One of the most famous and productive gold mines in the Black Hills was the Homestake Mine, located near the town of Lead. It was one of the deepest and largest gold mines in North America, and it operated for over a century, from 1876 to 2002. The Homestake Mine produced over 40 million ounces of gold during its lifetime. While gold was the primary focus of early mining in the Black Hills, other minerals were also extracted from the region over time, including silver, copper, lead, zinc, tin, mica, and various gemstones.
As the most accessible and easily extracted deposits were depleted, many mines in the Black Hills faced declining production and eventually closed. But mining operations continue to this day, particularly in areas where modern exploration techniques have revealed new reserves or where mining methods have become more efficient. Mining in the Black Hills has had significant environmental impacts, including deforestation, soil erosion, and water pollution, resulting in conflicts with Native peoples who consider the Black Hills to be a sacred site. At Lakota Law, we work in solidarity with groups like the Black Hills Clean Water Alliance to stop this pattern of destruction.

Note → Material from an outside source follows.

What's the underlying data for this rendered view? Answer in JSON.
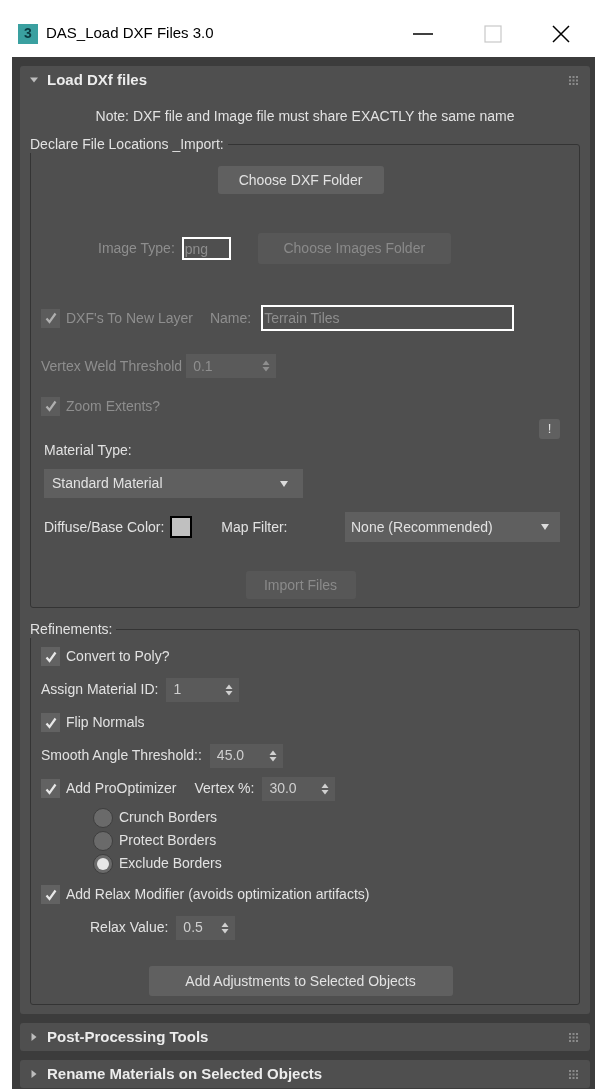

The Lakota believe the Black Hills to be our place of origin on this earthly plane. Lakota cosmology points to an actual physical place in the He Sapa called Wind Cave, where we emerged. Today, this sacred site has been commodified and turned into a tourist attraction, limiting our access for ceremonial use.
Mining history has become an essential part of the Black Hills tourism industry. Many old mining towns have been preserved and transformed into additional tourist attractions, offering visitors a glimpse into the region's "rich mining past.” Places like Deadwood and Lead have become popular destinations for tourists interested in the Wild West era and mining history.
But mining is not a thing of the past. Present day efforts often focus on other valuable minerals in the Black Hills region, such as uranium and rare earth elements essential for various modern technologies — lithium included. It’s all connected, and it’s hardly an overstatement to say that anywhere you look, extractive industry encroaches on Indigenous homelands. That must change going forward. If we’re to shift the trajectory of the climate crisis and create a better future for the coming generations, we must listen to the age-old wisdom of Indigenous peoples who understand how to live in balance with the Unci Maka, our Grandmother Earth.